III.      Conclusion
Advancing access to safe and legal abortion can save women’s lives and facilitate women’s equality. 
Women’s decisions about abortion are not just about their bodies in the abstract, but rather about their
human rights relating to personhood, dignity, and privacy more broadly.  Such decisions belong to a
pregnant woman alone, without interference by the state or others. 

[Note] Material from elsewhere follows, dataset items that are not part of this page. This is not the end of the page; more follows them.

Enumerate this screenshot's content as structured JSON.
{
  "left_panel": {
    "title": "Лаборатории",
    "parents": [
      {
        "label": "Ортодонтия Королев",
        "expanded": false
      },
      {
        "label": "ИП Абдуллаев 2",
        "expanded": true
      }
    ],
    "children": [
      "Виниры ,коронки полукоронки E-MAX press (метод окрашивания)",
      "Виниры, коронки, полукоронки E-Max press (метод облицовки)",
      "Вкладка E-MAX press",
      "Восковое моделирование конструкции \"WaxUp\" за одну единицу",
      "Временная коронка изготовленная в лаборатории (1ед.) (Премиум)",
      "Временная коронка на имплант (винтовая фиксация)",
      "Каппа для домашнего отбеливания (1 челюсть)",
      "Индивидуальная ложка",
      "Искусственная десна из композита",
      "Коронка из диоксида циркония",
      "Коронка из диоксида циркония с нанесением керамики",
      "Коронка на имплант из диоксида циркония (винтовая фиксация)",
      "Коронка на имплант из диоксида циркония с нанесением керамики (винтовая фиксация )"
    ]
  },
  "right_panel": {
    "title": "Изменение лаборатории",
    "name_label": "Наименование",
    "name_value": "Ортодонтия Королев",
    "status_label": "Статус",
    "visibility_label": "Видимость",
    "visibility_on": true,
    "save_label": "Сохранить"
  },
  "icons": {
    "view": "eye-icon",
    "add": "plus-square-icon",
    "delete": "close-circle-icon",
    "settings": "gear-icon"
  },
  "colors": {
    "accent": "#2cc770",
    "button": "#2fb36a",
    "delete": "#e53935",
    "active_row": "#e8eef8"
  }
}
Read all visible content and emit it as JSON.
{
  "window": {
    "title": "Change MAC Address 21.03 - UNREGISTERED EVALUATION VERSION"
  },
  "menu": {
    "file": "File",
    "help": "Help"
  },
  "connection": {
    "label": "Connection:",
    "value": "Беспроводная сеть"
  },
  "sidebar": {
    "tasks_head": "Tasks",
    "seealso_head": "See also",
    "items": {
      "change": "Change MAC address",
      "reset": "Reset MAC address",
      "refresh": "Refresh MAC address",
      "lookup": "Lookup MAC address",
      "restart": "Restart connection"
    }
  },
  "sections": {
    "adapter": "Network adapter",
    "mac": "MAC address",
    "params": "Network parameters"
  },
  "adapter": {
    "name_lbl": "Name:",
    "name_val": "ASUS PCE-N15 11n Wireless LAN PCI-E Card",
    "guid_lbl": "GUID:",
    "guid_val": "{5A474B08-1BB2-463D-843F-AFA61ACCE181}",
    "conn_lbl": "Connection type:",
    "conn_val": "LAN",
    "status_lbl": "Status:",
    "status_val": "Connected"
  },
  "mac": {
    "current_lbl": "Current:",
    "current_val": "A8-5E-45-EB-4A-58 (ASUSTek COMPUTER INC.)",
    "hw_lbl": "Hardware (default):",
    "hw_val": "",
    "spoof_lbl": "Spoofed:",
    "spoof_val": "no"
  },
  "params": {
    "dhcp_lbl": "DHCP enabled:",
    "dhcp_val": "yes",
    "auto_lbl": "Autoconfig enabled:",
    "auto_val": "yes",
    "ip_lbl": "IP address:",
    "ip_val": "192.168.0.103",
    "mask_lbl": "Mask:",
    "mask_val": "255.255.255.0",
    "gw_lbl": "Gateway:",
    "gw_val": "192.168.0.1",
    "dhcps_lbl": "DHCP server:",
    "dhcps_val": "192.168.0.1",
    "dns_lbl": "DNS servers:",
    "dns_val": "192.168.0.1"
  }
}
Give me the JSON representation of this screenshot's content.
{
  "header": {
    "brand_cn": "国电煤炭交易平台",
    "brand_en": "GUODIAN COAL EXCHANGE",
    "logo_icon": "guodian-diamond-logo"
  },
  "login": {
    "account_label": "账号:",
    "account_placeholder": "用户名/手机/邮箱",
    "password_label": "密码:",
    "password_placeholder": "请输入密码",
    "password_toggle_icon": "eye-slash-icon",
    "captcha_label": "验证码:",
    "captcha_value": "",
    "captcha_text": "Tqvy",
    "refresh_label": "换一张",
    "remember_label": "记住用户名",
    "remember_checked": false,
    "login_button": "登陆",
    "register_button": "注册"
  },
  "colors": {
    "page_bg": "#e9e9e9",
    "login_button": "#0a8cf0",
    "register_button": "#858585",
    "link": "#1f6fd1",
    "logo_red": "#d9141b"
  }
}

Any restrictions on abortion that unreasonably interfere with a woman’s exercise of her full range of
human rights should be rejected.  Governments should take all necessary steps, both immediate and
incremental, to ensure that women have informed and un-coerced access to safe and legal abortion
services as an element of women’s exercise of their reproductive and other human rights.  Abortion
services should be in conformity with international human rights standards, including those on the
adequacy of health services.  For all women, it is a matter of equality.  For some, it is a matter of life and
death.

For more information on the work of Human Rights Watch’s Women’s Rights Division,
please visit http://www.hrw.org/women/

To download free of charge the text of Human Rights Watch’s full-length report on access
to abortion in Argentina, “Decisions Denied,” please
visithttp://hrw.org/reports/2005/argentina0605/
This briefing paper was authored by Janet Walsh, acting executive director of the
Women’s Rights Division, and Marianne Møllmann, researcher of the Women’s Rights
Division.  It was reviewed by LaShawn R. Jefferson, Joanne Mariner, Wilder Tayler, and
Joseph Saunders.  Production assistance was provided by Erin Mahoney, Andrea Holley,
Fitzroy Hepkins, and José Martínez.  We acknowledge with gratitude the financial support
of the Lisbet Rausing Charitable Trust, Sigrid Rausing Foundation, the Moriah Fund, the
Libra Foundation, the Oak Foundation, the Streisand Foundation, the Schooner
Foundation, the Banky-LaRoque Foundation, the Underdog Fund of the Tides
Foundation.  We are grateful for the support of the members of the Advisory Committee of
the Women’s Rights Division.
[1] The implementation of the main human rights treaties under the United Nations human rights system is supervised by committees—called
treaty monitoring bodies—made up of independent experts selected from the states parties to the respective treaties.  These committees
receive periodic reports from states parties which they review in dialogue with the states.  After such reviews, the committees issue
conclusions and recommendations—generally called concluding remarks—regarding the fulfillment of the rights protected by the conventions
in that specific country.  The growing body of concluding remarks issued by the committees provides an important guide for the committees’
thinking on the concrete status and scope of the rights protected under the United Nations system.  The committees also sometimes issue
conceptual guidelines on the implementation of a specific human right—called general comments or general recommendations.  These
general comments or recommendations provide evolving authoritative interpretation of the human rights in question.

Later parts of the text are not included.